Subject: Re: how should we localize locale names?
From: Paul Rohr (paul@abisource.com)
Date: Thu Mar 08 2001 - 13:14:08 CST
At 08:40 PM 3/8/01 +1100, Tim Allen wrote:
>You beat me to it, Paul, as soon as I saw the dialog screenshot I started
>wondering about exactly this.
I couldn't wait for the screenshot, so I peeked at the code.  Otherwise, I 
would have been glad to let you beat me to it.  I'm sending *entirely* too 
much mail these days.  ;-)
>The general idea is definitely good. But like Dom, I have slight
>reservations about adding an extra wrinkle to the way our string sets get
>used. This would imply that every language string set would be at least
>partially loaded. 
Agreed.  However, if we're ever going to transition to a world where *all* 
locale-specific stuff gets loaded dynamically at run-time -- ie toolbars and 
menus, too -- then something like this is unavoidable.  

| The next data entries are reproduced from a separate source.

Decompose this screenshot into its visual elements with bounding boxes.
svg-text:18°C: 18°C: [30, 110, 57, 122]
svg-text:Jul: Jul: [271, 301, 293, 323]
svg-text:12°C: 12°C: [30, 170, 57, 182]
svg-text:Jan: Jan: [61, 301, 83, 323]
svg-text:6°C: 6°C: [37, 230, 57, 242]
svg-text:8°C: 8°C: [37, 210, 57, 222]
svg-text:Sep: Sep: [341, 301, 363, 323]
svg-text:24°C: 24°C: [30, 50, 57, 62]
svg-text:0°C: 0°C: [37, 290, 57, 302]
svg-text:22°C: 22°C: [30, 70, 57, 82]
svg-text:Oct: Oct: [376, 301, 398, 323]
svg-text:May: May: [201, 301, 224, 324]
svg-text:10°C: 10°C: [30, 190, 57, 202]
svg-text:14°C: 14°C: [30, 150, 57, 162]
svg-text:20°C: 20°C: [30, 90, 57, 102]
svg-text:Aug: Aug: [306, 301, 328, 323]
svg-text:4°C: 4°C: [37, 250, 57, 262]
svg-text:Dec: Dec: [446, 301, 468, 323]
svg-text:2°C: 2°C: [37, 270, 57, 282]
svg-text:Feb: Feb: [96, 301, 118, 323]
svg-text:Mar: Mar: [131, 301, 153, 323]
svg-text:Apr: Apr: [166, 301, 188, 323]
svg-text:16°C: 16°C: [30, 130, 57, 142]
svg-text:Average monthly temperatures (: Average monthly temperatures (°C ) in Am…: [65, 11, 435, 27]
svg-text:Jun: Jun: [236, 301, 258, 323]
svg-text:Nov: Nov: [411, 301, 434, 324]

For this dialog to Just Work in that kind of situation, you need to do a 
dynamic scan of some directory or index at run-time to see what locales you 
have available.  
All I was suggesting was that we augment the header of the strings files so 
we could quickly get in, grab this string, and get out.  (For details, see 
below.)  We certainly wouldn't want to keep the whole @#$%^&* thing in 
memory.  Gack.  
>I still like the idea of moving to gettext at some point
>in the medium-term future; I actually would like to implement that myself,
>except for minor impediments like work, moving house, a wife and son etc
>etc etc :-). 
Ooooh.  You might be the first person who's expressed interest in actually 
*doing* the work to fix gettext for other platforms, instead of just 
complaining about it.  Be careful -- this could make you very very popular.  
;-)
However, you might also want to look at what Eazel's been doing with XML 
i18n tools.  I have *no* idea what that's for, but if they're moving away 
from gettext, that might be worth paying attention to. 
>Adding more cruft to the existing model would seem to make
>such a transition more difficult. Is there some other paradigm we can use?
>We certainly don't want to have to do anything as silly as temporarily
>switching locales to resolve the language name, then switching back.
>
>Maybe we want a list of non-translatable strings somewhere, defined in
>such a way that it's very easy for a new translator to add the name of the
>new language to the list.
You could certainly do that.  A static index would be faster to parse than 
scanning a directory at run-time to extract the same information from 
whatever translations are available.  Of course, it could also be out of 
sync, but it *is* faster.  
Unless someone is willing to do the up-front work to generate a global 
lookup list of UTF8 locale names in the matching languages, I assume that 
we'd want each translator to add their own lookup.  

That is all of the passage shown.